The production crew prepping the 21st season of MTV’s long-running series is on a tight deadline to begin filming by early September and was getting nervous about construction delays, explained Francesca Sorrenti, who lives in the building and is familiar with the deal.

Even though residential tenants are rapidly moving in, the building, a former telephone company headquarters on Bridge Street, is not fully finished. At one point, MTV saw that as a perk because it meant that the music television network could build out the space to its own specifications.

But obtaining the necessary permits to do so became an issue.

An MTV spokeswoman, Anastasia Lee, would only say that the production is “staying in Brooklyn” and that it will air starting in January 2009.

MTV signed a lease with BellTel Lofts in May to occupy three floors: the cast would live in two $3-million duplex penthouses on the 26th and 27th floors, and the production crews would work on the 25th floor.

Two giant 18-wheeler trucks were parked outside the building over the weekend as crew members unloaded equipment. Asked if it was for “The Real World,” a production assistant said, “Maybe.”

The real estate blog Curbed speculated on Tuesday that the cast would join IKEA in Red Hook this summer, quickly fighting it out for the neighborhood’s hottest import. The Web site reported that the seven housemates could wind up at Pier 41 on Van Dyke Street, an old building that has been used for Hollywood movies before.
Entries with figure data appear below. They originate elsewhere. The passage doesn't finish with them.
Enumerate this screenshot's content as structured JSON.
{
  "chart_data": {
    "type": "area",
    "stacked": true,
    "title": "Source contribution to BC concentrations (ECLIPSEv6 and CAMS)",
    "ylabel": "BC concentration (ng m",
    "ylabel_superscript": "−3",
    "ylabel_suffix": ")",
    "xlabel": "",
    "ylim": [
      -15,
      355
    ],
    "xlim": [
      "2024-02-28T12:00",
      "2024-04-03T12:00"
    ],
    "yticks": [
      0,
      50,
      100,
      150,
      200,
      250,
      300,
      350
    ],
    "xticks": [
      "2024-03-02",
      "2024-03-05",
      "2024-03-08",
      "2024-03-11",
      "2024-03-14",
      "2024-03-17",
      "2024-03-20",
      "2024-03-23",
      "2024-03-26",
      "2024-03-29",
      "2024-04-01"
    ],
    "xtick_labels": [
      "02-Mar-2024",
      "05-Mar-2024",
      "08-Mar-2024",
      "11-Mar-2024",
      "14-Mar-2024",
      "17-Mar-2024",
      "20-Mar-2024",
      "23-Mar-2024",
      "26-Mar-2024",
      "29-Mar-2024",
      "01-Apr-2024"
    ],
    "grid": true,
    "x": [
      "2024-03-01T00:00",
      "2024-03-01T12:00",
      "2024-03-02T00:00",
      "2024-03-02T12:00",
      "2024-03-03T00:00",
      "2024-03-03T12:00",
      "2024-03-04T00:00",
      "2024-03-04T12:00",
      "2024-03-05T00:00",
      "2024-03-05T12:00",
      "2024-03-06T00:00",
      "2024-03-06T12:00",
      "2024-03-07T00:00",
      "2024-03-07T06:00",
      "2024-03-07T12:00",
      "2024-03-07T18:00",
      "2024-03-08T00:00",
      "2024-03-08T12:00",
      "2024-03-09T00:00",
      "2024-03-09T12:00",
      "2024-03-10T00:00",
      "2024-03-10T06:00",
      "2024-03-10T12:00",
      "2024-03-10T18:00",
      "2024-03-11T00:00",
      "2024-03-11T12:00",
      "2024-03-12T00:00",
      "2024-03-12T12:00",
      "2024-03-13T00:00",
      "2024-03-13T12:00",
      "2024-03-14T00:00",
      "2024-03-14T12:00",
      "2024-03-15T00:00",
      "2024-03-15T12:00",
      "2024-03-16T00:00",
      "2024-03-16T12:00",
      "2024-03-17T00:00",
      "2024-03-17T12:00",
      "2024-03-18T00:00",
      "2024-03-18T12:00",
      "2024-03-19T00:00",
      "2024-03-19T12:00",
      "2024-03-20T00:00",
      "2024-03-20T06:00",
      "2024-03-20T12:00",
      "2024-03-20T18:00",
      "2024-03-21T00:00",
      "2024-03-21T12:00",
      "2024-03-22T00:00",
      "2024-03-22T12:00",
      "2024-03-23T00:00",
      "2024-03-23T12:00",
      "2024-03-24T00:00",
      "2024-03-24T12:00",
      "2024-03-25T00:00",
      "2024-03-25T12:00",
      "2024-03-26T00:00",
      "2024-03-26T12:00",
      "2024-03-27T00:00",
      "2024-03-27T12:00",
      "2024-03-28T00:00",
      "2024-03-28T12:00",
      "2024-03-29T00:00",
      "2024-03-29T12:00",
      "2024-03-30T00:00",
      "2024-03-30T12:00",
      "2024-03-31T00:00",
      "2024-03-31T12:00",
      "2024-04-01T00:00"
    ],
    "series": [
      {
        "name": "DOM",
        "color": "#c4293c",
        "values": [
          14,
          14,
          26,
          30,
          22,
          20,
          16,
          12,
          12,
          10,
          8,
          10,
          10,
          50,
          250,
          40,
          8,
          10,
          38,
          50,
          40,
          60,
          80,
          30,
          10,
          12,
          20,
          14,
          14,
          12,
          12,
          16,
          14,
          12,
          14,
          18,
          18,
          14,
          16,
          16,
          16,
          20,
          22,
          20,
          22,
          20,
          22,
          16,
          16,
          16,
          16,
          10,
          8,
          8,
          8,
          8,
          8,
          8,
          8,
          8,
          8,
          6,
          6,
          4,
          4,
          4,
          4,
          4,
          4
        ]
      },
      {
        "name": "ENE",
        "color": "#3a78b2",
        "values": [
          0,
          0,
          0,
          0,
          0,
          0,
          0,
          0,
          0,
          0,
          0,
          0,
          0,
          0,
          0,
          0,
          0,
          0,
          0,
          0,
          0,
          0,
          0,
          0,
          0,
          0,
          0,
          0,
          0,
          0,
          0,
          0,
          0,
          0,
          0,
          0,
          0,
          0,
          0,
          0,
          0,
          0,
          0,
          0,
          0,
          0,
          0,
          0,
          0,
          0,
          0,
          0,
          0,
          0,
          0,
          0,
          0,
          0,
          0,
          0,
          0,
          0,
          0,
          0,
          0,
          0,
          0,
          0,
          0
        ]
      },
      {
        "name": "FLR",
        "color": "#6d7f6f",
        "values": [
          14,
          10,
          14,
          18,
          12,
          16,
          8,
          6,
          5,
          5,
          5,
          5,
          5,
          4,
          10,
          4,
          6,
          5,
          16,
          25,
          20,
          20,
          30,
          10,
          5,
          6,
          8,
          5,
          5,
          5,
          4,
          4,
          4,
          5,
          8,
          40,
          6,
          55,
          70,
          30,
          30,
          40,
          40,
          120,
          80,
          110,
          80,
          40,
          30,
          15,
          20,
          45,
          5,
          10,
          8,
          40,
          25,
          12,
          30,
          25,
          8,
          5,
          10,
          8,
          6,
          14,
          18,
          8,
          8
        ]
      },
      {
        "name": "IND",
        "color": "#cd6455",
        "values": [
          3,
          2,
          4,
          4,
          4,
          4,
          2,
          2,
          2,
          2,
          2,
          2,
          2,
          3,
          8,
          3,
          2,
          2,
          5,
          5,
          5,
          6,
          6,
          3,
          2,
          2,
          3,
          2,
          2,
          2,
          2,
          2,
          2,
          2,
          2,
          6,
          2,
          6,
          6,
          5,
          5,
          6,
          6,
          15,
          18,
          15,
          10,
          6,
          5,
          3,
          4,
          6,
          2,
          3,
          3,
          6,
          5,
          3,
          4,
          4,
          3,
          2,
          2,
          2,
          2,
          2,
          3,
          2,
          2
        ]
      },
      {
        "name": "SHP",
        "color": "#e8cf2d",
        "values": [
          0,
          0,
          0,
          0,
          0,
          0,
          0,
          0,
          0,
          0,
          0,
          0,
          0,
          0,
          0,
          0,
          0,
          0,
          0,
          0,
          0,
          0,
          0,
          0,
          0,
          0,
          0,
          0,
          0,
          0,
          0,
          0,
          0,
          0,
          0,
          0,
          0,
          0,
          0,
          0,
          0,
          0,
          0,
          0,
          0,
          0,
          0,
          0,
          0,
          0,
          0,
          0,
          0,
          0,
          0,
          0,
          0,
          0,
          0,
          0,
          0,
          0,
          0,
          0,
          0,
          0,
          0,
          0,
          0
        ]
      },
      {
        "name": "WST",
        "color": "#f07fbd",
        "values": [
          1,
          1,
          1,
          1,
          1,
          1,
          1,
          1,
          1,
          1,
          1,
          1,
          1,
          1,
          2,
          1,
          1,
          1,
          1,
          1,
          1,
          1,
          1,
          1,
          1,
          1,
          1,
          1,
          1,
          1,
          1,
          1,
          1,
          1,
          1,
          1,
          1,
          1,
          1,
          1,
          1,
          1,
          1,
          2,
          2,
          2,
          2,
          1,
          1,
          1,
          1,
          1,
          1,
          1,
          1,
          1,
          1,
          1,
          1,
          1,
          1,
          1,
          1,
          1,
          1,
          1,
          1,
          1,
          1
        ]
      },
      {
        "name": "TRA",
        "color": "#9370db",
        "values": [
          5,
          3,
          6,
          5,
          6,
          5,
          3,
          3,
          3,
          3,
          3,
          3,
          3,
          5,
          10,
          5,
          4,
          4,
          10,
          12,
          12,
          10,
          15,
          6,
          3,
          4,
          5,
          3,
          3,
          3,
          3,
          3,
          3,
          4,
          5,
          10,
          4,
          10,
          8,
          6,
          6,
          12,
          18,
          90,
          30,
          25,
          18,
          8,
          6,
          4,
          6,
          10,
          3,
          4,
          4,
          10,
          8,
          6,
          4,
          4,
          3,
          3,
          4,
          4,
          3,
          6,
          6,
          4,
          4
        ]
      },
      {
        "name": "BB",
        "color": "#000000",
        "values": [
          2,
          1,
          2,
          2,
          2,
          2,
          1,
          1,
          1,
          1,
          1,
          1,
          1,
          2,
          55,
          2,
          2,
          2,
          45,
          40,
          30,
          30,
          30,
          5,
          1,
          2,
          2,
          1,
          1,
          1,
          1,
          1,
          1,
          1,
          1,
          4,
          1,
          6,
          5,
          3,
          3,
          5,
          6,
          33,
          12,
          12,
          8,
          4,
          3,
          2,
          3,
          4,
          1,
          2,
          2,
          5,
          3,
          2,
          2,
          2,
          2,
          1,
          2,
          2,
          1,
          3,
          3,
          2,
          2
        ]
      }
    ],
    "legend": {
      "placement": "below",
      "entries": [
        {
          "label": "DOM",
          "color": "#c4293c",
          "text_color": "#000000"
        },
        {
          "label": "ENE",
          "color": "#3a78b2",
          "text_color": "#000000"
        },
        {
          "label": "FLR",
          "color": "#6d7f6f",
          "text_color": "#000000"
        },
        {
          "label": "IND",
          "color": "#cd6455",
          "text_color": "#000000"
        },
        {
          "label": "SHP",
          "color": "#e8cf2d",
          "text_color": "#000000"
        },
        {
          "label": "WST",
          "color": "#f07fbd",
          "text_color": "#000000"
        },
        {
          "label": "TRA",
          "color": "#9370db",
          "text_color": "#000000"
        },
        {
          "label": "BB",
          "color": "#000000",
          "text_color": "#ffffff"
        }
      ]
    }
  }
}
When asked if he had a deal with MTV, Red Hook land baron Greg O’Connell said, “I really can’t discuss it.”

He added, however, that he had “signed some papers.”

Back in early June, when MTV announced it would come to BellTel, residents were excited and, in the last few weeks, real-estate brokers began touting the show’s arrival to prospective buyers.

But the building is busy itself as new residents move in.“The building is new and needs to have a lot of things set in place before it takes on such a responsibility as a TV show,” Sorrenti said, adding “If they’re not filming here, it’s their loss, not ours!”